Cunningham Jonathan W, Singh Pulkit, Reeder Christopher, Claggett Brian, Marti-Castellote Pablo M, Lau Emily S, Khurshid Shaan, Batra Puneet, Lubitz Steven A, Maddah Mahnaz, Philippakis Anthony, Desai Akshay S, Ellinor Patrick T, Vardeny Orly, Solomon Scott D, Ho Jennifer E
Division of Cardiovascular Medicine, Brigham and Women's Hospital, Boston, Massachusetts.
Cardiovascular Disease Initiative, Broad Institute of Harvard University and the Massachusetts Institute of Technology, Cambridge, Massachusetts.
medRxiv. 2023 Aug 23:2023.08.17.23294234. doi: 10.1101/2023.08.17.23294234.
The gold standard for outcome adjudication in clinical trials is chart review by a physician clinical events committee (CEC), which requires substantial time and expertise. Automated adjudication by natural language processing (NLP) may offer a more resource-efficient alternative. We previously showed that the Community Care Cohort Project (C3PO) NLP model adjudicates heart failure (HF) hospitalizations accurately within one healthcare system.
This study externally validated the C3PO NLP model against CEC adjudication in the INVESTED trial. INVESTED compared influenza vaccination formulations in 5260 patients with cardiovascular disease at 157 North American sites. A central CEC adjudicated the cause of hospitalizations from medical records. We applied the C3PO NLP model to medical records from 4060 INVESTED hospitalizations and evaluated agreement between the NLP and final consensus CEC HF adjudications. We then fine-tuned the C3PO NLP model (C3PO+INVESTED) and trained a model using half the INVESTED hospitalizations, and evaluated these models in the other half. NLP performance was benchmarked to CEC reviewer inter-rater reproducibility.

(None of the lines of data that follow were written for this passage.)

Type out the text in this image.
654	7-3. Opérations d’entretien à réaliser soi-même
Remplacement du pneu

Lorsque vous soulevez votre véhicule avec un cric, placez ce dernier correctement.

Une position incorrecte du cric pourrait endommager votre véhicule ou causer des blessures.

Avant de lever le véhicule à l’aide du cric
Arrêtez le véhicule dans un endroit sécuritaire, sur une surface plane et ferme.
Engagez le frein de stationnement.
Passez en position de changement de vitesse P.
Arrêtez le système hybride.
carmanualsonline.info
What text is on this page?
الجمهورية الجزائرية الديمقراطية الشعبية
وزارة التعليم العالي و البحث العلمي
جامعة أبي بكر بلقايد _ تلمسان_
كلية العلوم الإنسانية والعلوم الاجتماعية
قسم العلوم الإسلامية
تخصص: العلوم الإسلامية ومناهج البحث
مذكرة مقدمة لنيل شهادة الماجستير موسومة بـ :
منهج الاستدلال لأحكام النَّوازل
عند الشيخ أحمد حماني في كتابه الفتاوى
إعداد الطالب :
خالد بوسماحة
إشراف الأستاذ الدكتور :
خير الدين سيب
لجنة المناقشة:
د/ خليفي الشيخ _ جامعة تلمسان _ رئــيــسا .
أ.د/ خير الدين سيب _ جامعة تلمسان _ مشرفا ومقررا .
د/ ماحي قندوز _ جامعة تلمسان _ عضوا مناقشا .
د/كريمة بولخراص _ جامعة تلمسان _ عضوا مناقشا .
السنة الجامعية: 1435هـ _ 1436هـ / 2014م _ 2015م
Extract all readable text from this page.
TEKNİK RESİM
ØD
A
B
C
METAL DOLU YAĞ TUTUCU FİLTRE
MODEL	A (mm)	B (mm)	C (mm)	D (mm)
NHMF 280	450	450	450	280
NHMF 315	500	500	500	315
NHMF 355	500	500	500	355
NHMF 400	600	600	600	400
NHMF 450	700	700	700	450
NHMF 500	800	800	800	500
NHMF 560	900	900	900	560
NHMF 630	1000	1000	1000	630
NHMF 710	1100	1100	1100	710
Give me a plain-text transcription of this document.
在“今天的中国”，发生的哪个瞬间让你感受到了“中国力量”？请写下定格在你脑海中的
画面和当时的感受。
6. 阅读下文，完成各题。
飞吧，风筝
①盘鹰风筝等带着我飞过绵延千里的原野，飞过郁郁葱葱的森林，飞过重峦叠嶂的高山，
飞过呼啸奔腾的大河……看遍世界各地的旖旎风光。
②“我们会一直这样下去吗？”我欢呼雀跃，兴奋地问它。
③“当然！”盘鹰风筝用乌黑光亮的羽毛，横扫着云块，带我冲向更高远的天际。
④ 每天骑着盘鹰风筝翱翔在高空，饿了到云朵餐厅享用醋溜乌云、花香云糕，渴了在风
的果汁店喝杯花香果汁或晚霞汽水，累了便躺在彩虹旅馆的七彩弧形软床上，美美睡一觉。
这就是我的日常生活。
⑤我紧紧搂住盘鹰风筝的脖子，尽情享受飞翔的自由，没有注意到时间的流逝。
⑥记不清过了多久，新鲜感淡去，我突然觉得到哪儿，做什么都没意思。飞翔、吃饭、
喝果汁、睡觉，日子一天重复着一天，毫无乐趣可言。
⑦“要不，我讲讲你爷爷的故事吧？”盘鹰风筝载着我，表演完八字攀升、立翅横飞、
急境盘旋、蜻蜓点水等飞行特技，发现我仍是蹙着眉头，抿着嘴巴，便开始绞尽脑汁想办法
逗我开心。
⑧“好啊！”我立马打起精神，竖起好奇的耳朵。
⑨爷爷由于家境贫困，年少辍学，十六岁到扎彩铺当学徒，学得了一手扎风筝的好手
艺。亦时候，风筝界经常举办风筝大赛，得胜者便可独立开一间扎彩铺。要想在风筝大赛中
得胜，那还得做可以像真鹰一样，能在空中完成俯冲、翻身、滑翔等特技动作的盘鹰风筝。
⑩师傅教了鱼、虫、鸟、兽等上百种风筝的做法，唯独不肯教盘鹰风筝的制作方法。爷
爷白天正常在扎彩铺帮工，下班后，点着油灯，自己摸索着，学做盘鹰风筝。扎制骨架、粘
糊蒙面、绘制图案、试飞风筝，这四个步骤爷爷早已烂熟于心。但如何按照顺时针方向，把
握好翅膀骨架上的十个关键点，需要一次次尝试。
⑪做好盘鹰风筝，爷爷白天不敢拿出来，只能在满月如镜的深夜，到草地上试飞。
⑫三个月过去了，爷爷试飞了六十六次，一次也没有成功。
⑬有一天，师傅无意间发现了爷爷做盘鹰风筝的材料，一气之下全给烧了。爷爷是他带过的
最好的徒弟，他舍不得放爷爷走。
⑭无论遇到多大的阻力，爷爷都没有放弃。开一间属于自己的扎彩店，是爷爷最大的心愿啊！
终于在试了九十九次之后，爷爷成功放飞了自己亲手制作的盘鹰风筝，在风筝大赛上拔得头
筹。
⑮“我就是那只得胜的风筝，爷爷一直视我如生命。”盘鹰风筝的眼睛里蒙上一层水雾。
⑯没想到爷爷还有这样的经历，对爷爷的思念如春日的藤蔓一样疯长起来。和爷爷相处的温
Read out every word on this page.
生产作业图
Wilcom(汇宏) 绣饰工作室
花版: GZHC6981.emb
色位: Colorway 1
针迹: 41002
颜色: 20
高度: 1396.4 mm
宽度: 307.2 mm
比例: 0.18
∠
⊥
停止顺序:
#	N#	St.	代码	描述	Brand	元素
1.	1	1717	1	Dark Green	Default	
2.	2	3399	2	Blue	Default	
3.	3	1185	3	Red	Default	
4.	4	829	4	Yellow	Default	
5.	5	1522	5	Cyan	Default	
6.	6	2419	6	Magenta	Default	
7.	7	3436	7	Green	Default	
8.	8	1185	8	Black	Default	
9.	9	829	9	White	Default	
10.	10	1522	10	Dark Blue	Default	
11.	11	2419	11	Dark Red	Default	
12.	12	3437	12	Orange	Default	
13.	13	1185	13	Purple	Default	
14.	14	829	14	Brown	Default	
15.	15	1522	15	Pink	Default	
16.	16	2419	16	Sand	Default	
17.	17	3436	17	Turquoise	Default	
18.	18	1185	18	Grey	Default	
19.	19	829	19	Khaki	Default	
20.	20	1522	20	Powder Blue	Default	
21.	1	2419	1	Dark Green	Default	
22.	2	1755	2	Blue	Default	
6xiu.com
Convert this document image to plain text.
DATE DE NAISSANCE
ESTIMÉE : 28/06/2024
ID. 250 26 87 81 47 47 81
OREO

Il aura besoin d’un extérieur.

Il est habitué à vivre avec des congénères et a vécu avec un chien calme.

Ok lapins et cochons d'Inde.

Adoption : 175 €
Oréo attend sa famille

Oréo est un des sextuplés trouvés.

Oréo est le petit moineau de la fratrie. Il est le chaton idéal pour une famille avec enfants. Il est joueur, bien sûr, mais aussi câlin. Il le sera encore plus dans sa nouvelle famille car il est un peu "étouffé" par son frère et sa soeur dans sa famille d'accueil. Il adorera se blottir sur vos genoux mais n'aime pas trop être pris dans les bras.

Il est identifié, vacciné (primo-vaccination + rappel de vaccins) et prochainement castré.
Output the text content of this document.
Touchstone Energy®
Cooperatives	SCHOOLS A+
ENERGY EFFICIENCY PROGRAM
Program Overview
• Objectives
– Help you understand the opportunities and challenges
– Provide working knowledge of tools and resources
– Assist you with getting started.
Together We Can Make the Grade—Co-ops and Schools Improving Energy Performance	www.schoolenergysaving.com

1074 hospitalizations (26%) were adjudicated as HF by the CEC. There was high agreement between the C3PO NLP and CEC HF adjudications (agreement 87%, kappa statistic 0.69). C3PO NLP model sensitivity was 94% and specificity was 84%. The fine-tuned C3PO and NLP models demonstrated agreement of 93% and kappa of 0.82 and 0.83, respectively. CEC reviewer inter-rater reproducibility was 94% (kappa 0.85).
Our NLP model developed within a single healthcare system accurately identified HF events relative to the gold-standard CEC in an external multi-center clinical trial. Fine-tuning the model improved agreement and approximated human reproducibility. NLP may improve the efficiency of future multi-center clinical trials by accurately identifying clinical events at scale.
临床试验中结局判定的金标准是由医师临床事件委员会(CEC)进行病历审查,这需要大量时间和专业知识。通过自然语言处理(NLP)进行自动判定可能提供一种更具资源效率的替代方法。我们之前表明,社区护理队列项目(C3PO)NLP模型可在一个医疗系统内准确判定心力衰竭(HF)住院情况。
本研究在INVESTED试验中针对CEC判定对C3PO NLP模型进行了外部验证。INVESTED在北美157个地点对5260例心血管疾病患者的流感疫苗接种制剂进行了比较。一个中央CEC根据病历判定住院原因。我们将C3PO NLP模型应用于4060例INVESTED住院病历,并评估了NLP与最终共识CEC HF判定之间的一致性。然后我们对C3PO NLP模型(C3PO + INVESTED)进行了微调,并使用一半的INVESTED住院病历训练了一个模型,并在另一半病历中评估了这些模型。将NLP性能与CEC评审员的评分者间再现性进行了比较。
CEC判定1074例住院(26%)为HF。C3PO NLP与CEC HF判定之间具有高度一致性(一致性87%,kappa统计量0.69)。C3PO NLP模型的敏感性为94%,特异性为84%。微调后的C3PO和NLP模型的一致性分别为93%,kappa分别为0.82和0.83。CEC评审员的评分者间再现性为94%(kappa 0.85)。
我们在单个医疗系统内开发的NLP模型在一项外部多中心临床试验中相对于金标准CEC准确识别了HF事件。对模型进行微调提高了一致性并接近人类再现性。NLP可能通过大规模准确识别临床事件来提高未来多中心临床试验的效率。